Kemunduran Ridwan Kamil dari pertarungan Pilkada DKI Jakarta tahun 2017 menjadi pembicaraan hangat sejumlah kalangan. Keputusan Ridwan Kamil ini mengejutkan karena Ridwan Kamil dianggap sebagai penantang kuat bagi Basuki Tjahaja Purnama (Ahok) gubernur petahana.
Ridwan Kamil dianggap sukses memimpin Kota Bandung selama hampir tiga tahun masa kepemimpinannya. Seperti pemberian kredit usaha bagi 7000 warga miskin tanpa bunga dan agunan, pengangguran terbuka yang turun dari 10,9 persen menjadi 8 persen, indeks kebahagian warga bandung pun naik menjadi 70,6 di tahun 2015.
Ridwan Kamil juga menghantarkan Kota Bandung meraih Penghargaan Akuntabilitas Kinerja Terbaik Nasional Tahun 2015 dengan predikat A (memuaskan) atau setara nilai 80,22 dari Kemeterian Pendayagunaan Aparatur Negara dan Reformasi Birokrasi. Prestasi ini menjadi berarti karena diraih setelah dua tahun Kota bandung secara konsisten melaksanakan refomasi birokrasi di semua lini, hasil kinerja ini pun melonjak dari 400-an menjadi peringkat satu nasional.
Survey yang dilakukan Populi Center menempatkan Ridwan Kamil di posisi kedua dengan hasil 25,5 persen, sedangan gubernur petahana Ahok dengan hasil 59 persen. Survey lainnya juga demikian, hasil survey Cyrus Network Ridwan Kamil hanya terpaut 5 persen dengan Ahok dimana Ridwan Kamil 38,6 persen dan Ahok 42,5 persen
Survey Cyrus Network ini menjelaskan jarak antara Ridwan Kamil dan Ahok sangat tipis. Dengan hasil survey ini, Ridwan Kamil yang meraih 38,6 persen suara merupakan capaian yang cukup baik.

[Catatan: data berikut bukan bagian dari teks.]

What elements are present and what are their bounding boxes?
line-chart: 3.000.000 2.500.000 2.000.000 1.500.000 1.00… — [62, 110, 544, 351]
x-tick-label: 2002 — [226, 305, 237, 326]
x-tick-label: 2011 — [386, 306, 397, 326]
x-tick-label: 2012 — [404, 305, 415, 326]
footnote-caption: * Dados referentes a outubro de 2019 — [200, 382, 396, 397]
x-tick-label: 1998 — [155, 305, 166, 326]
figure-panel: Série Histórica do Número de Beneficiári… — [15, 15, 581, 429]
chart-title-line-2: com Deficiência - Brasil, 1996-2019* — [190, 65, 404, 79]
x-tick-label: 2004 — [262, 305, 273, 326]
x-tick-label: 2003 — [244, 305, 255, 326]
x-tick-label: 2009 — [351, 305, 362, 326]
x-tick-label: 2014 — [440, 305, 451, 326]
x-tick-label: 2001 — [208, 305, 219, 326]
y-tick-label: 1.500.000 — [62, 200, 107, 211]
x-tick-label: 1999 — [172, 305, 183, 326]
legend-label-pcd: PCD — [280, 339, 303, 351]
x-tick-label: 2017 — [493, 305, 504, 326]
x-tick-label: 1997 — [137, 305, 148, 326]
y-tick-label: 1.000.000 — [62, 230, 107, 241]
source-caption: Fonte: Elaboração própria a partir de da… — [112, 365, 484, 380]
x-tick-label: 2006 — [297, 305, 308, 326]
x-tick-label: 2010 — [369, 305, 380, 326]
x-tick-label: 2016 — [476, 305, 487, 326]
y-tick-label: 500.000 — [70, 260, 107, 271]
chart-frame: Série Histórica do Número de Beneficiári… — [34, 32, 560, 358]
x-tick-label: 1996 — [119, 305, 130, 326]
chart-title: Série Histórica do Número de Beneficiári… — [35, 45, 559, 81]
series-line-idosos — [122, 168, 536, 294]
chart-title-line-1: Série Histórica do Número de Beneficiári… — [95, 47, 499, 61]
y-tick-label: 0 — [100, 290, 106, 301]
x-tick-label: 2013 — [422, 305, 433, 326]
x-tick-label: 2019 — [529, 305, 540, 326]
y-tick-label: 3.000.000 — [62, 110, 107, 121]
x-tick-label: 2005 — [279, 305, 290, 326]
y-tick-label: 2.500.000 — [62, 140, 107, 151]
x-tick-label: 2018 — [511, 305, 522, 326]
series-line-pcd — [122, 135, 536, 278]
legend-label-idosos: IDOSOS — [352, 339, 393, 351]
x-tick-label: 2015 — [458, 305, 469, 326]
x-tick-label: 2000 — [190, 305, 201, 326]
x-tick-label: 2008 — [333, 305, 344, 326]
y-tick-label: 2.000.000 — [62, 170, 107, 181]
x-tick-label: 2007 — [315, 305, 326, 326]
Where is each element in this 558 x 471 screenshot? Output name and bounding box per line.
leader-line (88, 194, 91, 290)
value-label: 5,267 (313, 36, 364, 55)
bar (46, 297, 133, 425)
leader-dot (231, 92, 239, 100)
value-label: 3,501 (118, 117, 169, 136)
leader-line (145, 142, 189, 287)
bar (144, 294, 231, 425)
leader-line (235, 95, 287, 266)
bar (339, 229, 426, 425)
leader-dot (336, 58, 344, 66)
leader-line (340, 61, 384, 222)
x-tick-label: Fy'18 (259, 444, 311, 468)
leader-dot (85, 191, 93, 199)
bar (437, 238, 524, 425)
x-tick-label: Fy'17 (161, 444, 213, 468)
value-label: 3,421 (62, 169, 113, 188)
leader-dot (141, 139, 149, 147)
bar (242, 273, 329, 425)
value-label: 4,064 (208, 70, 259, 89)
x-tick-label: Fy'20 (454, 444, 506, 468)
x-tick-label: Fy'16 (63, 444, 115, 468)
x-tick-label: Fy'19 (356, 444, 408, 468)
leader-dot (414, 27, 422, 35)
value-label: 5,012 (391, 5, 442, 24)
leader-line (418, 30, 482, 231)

Terlebih Ridwan Kamil belum berkampanye mengenalkan dirinya.
Survey ini juga menggambarkan terjadi penurunan dukungan terhadap Ahok disebabkan karena kinerja dan kebiasan dirinya yang terus menerus mengecewakan publik. Cyrus Network menilai faktor komunikasi dengan bawahan menempati angka tertinggi mengapa Ahok tidak disukai oleh Warga DKI, yaitu di angka 50,2 persen, komunikasi dengan DPRD 49,5 persen, frekuensi berkunjung ke masyarakat 48,8 persen dan manajemen emosi 46 persen.

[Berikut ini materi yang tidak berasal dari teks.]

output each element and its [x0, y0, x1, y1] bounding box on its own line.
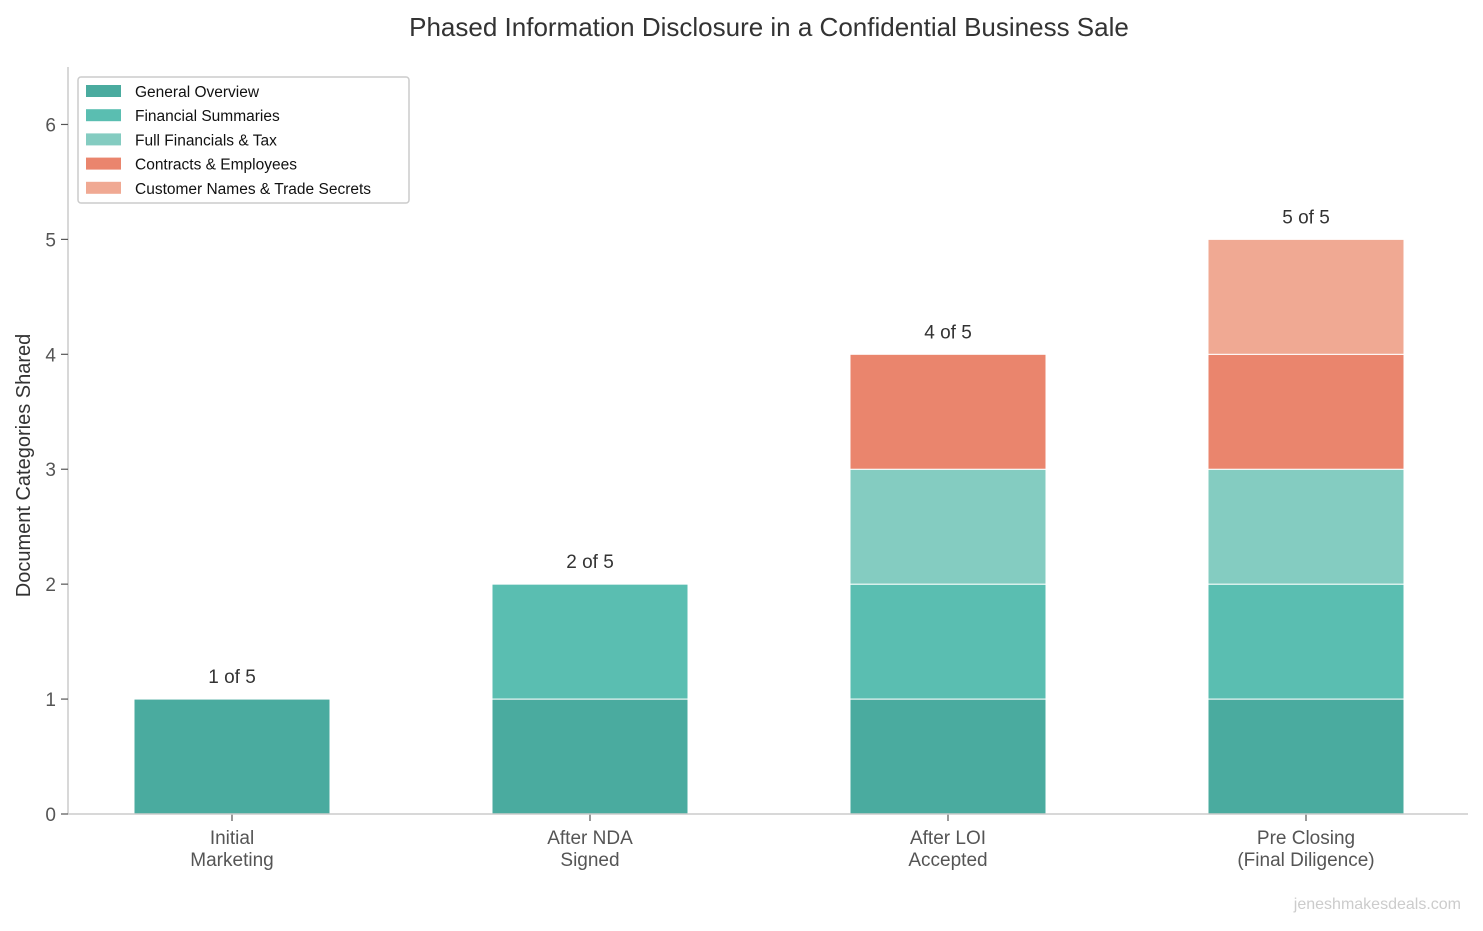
x-tick-label: Pre Closing (Final Diligence) [1237, 828, 1374, 871]
legend-swatch [86, 157, 121, 170]
legend-swatch [86, 181, 121, 194]
x-tick-label: After NDA Signed [547, 828, 633, 871]
bar-segment [1207, 238, 1405, 355]
x-tick-label: After LOI Accepted [908, 828, 987, 871]
x-tick-label: Initial Marketing [190, 828, 273, 871]
bar-segment [1207, 583, 1405, 700]
bar-segment [133, 698, 331, 815]
bar-segment [849, 353, 1047, 470]
chart-title: Phased Information Disclosure in a Confi… [409, 12, 1129, 42]
legend-swatch [86, 133, 121, 146]
y-tick-label: 0 [45, 805, 56, 826]
legend-frame [77, 76, 410, 204]
legend-label: Full Financials & Tax [135, 132, 277, 149]
data-label: 1 of 5 [208, 667, 256, 688]
bar-segment [491, 583, 689, 700]
bar-segment [849, 583, 1047, 700]
y-tick-label: 1 [45, 690, 56, 711]
y-tick-label: 6 [45, 115, 56, 136]
legend-label: Financial Summaries [135, 108, 280, 125]
legend-label: Customer Names & Trade Secrets [135, 181, 371, 198]
data-label: 2 of 5 [566, 552, 614, 573]
data-label: 4 of 5 [924, 322, 972, 343]
legend: General Overview Financial Summaries Full … [77, 76, 410, 204]
bar-segment [849, 468, 1047, 585]
bar-segment [849, 698, 1047, 815]
y-tick-label: 4 [45, 345, 56, 366]
legend-swatch [86, 109, 121, 122]
legend-label: Contracts & Employees [135, 157, 297, 174]
bar-segment [1207, 468, 1405, 585]
bar-segment [1207, 353, 1405, 470]
y-tick-label: 2 [45, 575, 56, 596]
bar-segment [491, 698, 689, 815]
legend-label: General Overview [135, 84, 260, 101]
watermark: jeneshmakesdeals.com [1293, 896, 1461, 913]
y-tick-label: 5 [45, 230, 56, 251]
data-label: 5 of 5 [1282, 207, 1330, 228]
legend-swatch [86, 85, 121, 97]
y-axis-label: Document Categories Shared [13, 334, 35, 597]
y-tick-label: 3 [45, 460, 56, 481]
bar-segment [1207, 698, 1405, 815]
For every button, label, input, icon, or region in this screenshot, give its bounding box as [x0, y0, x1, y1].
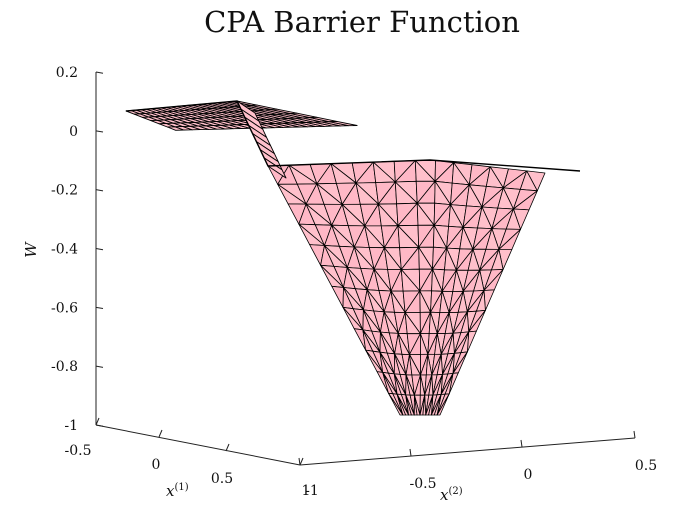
- z-tick-mark: [95, 71, 104, 74]
- z-ticks: 0.2 0 -0.2 -0.4 -0.6 -0.8 -1: [51, 65, 104, 434]
- z-tick-label: -0.2: [51, 183, 78, 199]
- y-tick-mark: [298, 457, 301, 466]
- y-tick-label: -0.5: [410, 476, 437, 492]
- z-tick-label: 0.2: [56, 65, 78, 81]
- y-ticks: -1 -0.5 0 0.5: [298, 430, 657, 499]
- z-tick-mark: [95, 248, 104, 251]
- x-tick-mark: [95, 417, 100, 426]
- surface-face: [428, 394, 434, 416]
- z-tick-mark: [95, 424, 104, 427]
- x-tick-label: 0: [152, 457, 161, 473]
- surface-plot: [125, 100, 581, 416]
- z-tick-label: -0.4: [51, 242, 78, 258]
- z-tick-label: -0.8: [51, 359, 78, 375]
- x-tick-label: 1: [302, 483, 311, 499]
- z-tick-mark: [95, 189, 104, 192]
- y-tick-label: -1: [305, 483, 319, 499]
- x-axis-line: [95, 424, 301, 466]
- z-tick-mark: [95, 306, 104, 310]
- z-tick-label: -1: [64, 418, 78, 434]
- z-tick-mark: [95, 130, 104, 133]
- chart-title: CPA Barrier Function: [204, 5, 520, 39]
- z-tick-label: 0: [69, 124, 78, 140]
- surface-face: [405, 394, 415, 416]
- surface-face: [433, 394, 442, 416]
- surface-rim: [125, 100, 581, 172]
- y-tick-label: 0: [524, 467, 533, 483]
- x-tick-mark: [158, 429, 163, 438]
- y-axis-label: x(2): [440, 486, 463, 504]
- surface-face: [331, 285, 344, 308]
- surface-face: [388, 392, 404, 416]
- y-tick-mark: [633, 430, 636, 439]
- z-tick-label: -0.6: [51, 300, 78, 316]
- x-tick-label: 0.5: [211, 471, 233, 487]
- surface-face: [413, 394, 421, 416]
- x-tick-mark: [299, 457, 304, 466]
- surface-face: [396, 393, 410, 416]
- surface-face: [328, 120, 358, 127]
- surface-face: [436, 393, 450, 416]
- y-axis-line: [299, 437, 636, 466]
- x-tick-mark: [225, 443, 230, 452]
- y-tick-label: 0.5: [635, 458, 657, 474]
- z-axis-label: W: [22, 241, 40, 258]
- x-ticks: -0.5 0 0.5 1: [65, 417, 311, 499]
- x-axis-label: x(1): [166, 482, 189, 500]
- z-tick-mark: [95, 365, 104, 368]
- y-tick-mark: [520, 439, 523, 448]
- surface-face: [422, 394, 427, 416]
- x-tick-label: -0.5: [65, 443, 92, 459]
- y-tick-mark: [409, 448, 412, 457]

Ahok juga dikenal sebagai gubernur tempramen dan kerapkali mengeluarkan kata kasar yang ini sangat bertentangan dengan budaya masyarakat Indonesia yang santun dan menghargai sesama. Sikap seperti ini menjadi kontradiktif bila dibandingkan dengan Ridwan Kamil.

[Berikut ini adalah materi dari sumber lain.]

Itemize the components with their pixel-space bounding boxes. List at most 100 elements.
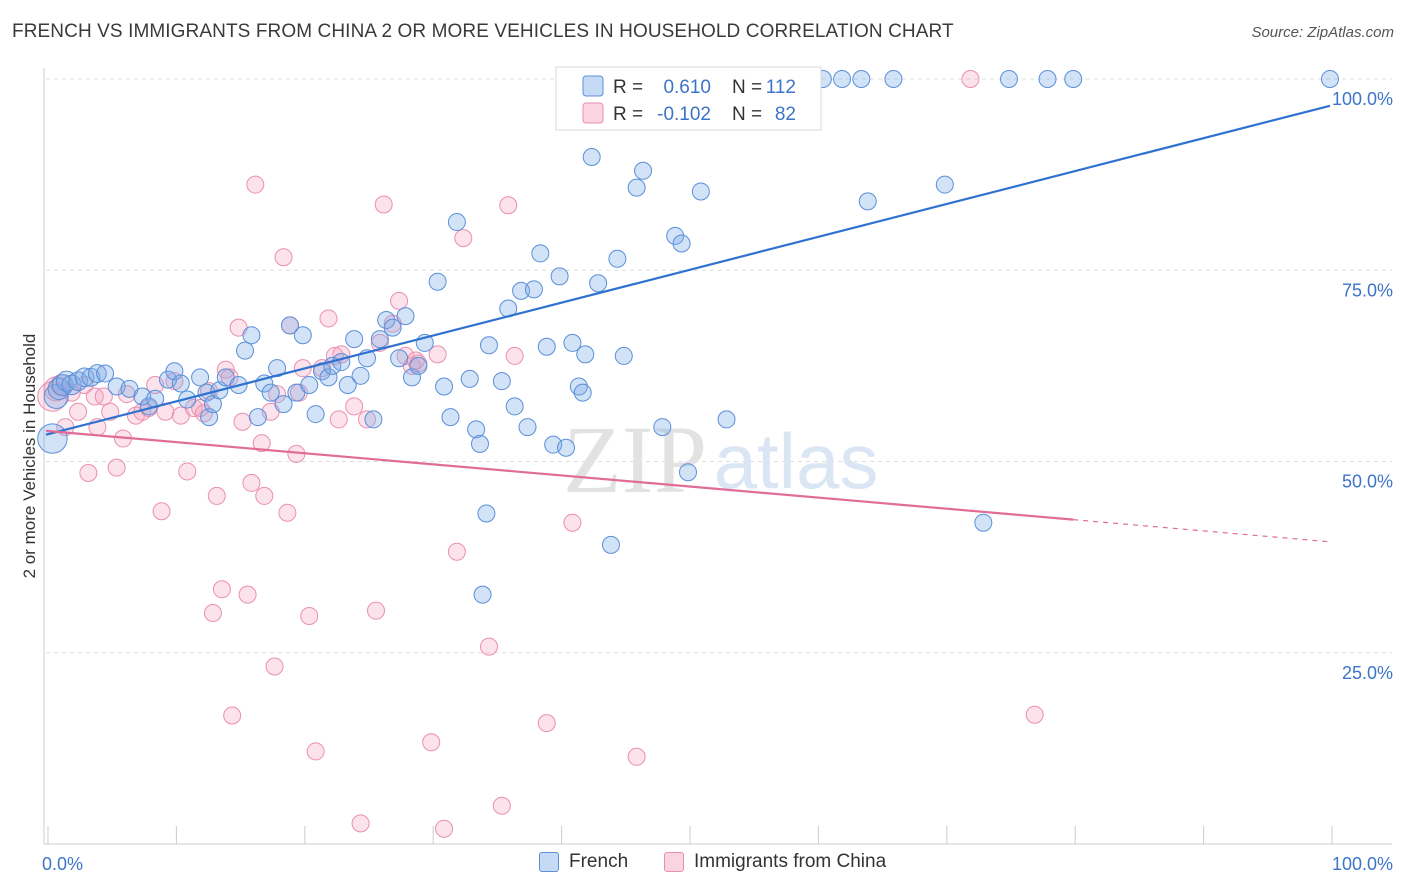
china-point <box>203 603 222 622</box>
french-point <box>672 234 691 253</box>
french-point <box>477 504 496 523</box>
french-point <box>608 249 627 268</box>
chart-title: FRENCH VS IMMIGRANTS FROM CHINA 2 OR MOR… <box>12 21 954 42</box>
french-point <box>1064 70 1083 88</box>
china-point <box>94 387 113 406</box>
china-point <box>358 410 376 429</box>
french-point <box>1000 70 1018 88</box>
stats-n-label-french: N = <box>732 77 762 98</box>
french-point <box>37 423 68 454</box>
french-point <box>383 318 402 337</box>
french-point <box>852 70 871 88</box>
stats-n-value-china: 82 <box>775 104 796 125</box>
french-point <box>479 336 498 355</box>
china-point <box>537 714 556 733</box>
china-point <box>479 637 498 656</box>
stats-swatch-china <box>582 102 604 124</box>
axes <box>43 68 1392 845</box>
china-point <box>107 458 126 477</box>
french-point <box>518 418 537 437</box>
french-point <box>293 326 312 345</box>
french-point <box>576 345 595 364</box>
x-tick-label-max: 100.0% <box>1332 854 1393 874</box>
french-point <box>96 364 115 383</box>
french-point <box>557 438 576 457</box>
french-point <box>473 585 492 604</box>
china-point <box>1025 705 1044 724</box>
french-point <box>627 178 646 197</box>
stats-n-value-french: 112 <box>766 77 796 98</box>
china-point <box>117 385 136 404</box>
y-axis-label: 2 or more Vehicles in Household <box>20 334 39 579</box>
china-point <box>274 248 293 267</box>
french-point <box>470 434 489 453</box>
china-point <box>422 733 441 752</box>
china-point <box>435 819 454 838</box>
china-point <box>329 410 348 429</box>
series-legend: French Immigrants from China <box>0 851 1406 879</box>
french-point <box>300 376 319 394</box>
china-point <box>268 385 287 404</box>
french-point <box>332 353 351 372</box>
french-point <box>338 376 357 394</box>
french-point <box>691 182 710 201</box>
china-point <box>345 397 364 416</box>
french-point <box>537 337 556 356</box>
china-point <box>374 195 393 214</box>
french-point <box>74 367 95 388</box>
french-point <box>306 405 325 424</box>
data-points <box>37 70 1339 838</box>
french-point <box>524 280 543 299</box>
french-point <box>61 374 82 396</box>
french-point <box>364 410 383 429</box>
french-point <box>447 213 466 232</box>
french-point <box>563 333 582 352</box>
french-point <box>47 377 71 401</box>
french-point <box>51 374 74 396</box>
french-point <box>679 463 697 482</box>
french-point <box>242 326 261 345</box>
french-point <box>589 274 608 293</box>
french-point <box>935 175 954 194</box>
french-point <box>268 359 287 378</box>
french-point <box>467 420 486 439</box>
stats-swatch-french <box>582 75 604 97</box>
french-point <box>666 226 685 245</box>
french-point <box>280 316 299 335</box>
china-point <box>178 462 197 481</box>
french-point <box>614 346 633 365</box>
french-point <box>191 368 210 387</box>
stats-r-label-french: R = <box>613 77 643 98</box>
china-point <box>265 657 284 676</box>
legend-item-china[interactable]: Immigrants from China <box>664 851 886 873</box>
legend-swatch-china <box>664 852 684 872</box>
french-point <box>370 330 389 349</box>
stats-r-value-china: -0.102 <box>657 104 711 125</box>
legend-item-french[interactable]: French <box>539 851 628 873</box>
legend-swatch-french <box>539 852 559 872</box>
stats-r-value-french: 0.610 <box>663 77 711 98</box>
china-point <box>492 796 511 815</box>
china-point <box>428 345 447 364</box>
french-point <box>377 310 396 329</box>
watermark-zip: ZIP <box>563 406 707 513</box>
china-point <box>390 291 409 310</box>
french-point <box>582 148 601 167</box>
y-tick-label: 25.0% <box>1342 663 1393 683</box>
french-point <box>87 364 107 383</box>
x-tick-label-min: 0.0% <box>42 854 83 874</box>
chart-source: Source: ZipAtlas.com <box>1251 24 1394 41</box>
china-point <box>220 368 239 387</box>
china-point <box>627 747 646 766</box>
trend-lines <box>45 104 1331 543</box>
china-point <box>223 706 242 725</box>
watermark: ZIP atlas <box>563 406 878 513</box>
y-tick-label: 50.0% <box>1342 472 1393 492</box>
french-point <box>435 377 454 396</box>
y-tick-label: 100.0% <box>1332 89 1393 109</box>
french-point <box>402 368 421 387</box>
french-point <box>409 356 428 375</box>
french-point <box>634 161 653 180</box>
french-point <box>531 244 550 263</box>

Sebaliknya gaya kepemimpinan Ridwan Kamil dikenal humanis, santun, dan merakyat. Sewaktu Ridwan Kamil menggusur kawasan kumuh perkotaan contohnya, Ridwan Kamil mengedepankan komunikasi dengan warga setempat. Sehingga konflik sosial yang biasa mewarnai relokasi tidak terjadi.
Sangat berbeda dengan gaya Ahok dalam menggusur kawasan Kampung Pulo dan Kalijodo yang mengarah pada konflik sosial. Dengan hal ini, warga Jakarta membanding-bandingkan Ahok dan Ridwan Kamil dari sisi kinerja dan sikap kepemimpinannya.
Dari catatan berbagai Pilkada, seorang kepala daerah yang memiliki masalah terhadap kepemimpinan dan integritas lebih mudah dikalahkan. Seperti contoh ialah di tahun 2008 saat pasangan Ahmad Heryawan dan Dede Yusuf yang menumbangkan gubernur petahana Danny Setiawan yang saat itu terlibat masalah hukum pengadaan mobil pemadam kebakaran yang merugikan negara sekitar Rp 50 Milyar.
Ahok sebagai gubernur DKI Jakarta diduga terlibat masalah hukum dalam pembelian lahan Rumah Sakit Sumber Waras. Berdasarkan audit BPK, Ahok diduga melakukan korupsi dalam pembelian Rumah Sakit ini yang merugikan negara sebesar Rp. 191 Milyar.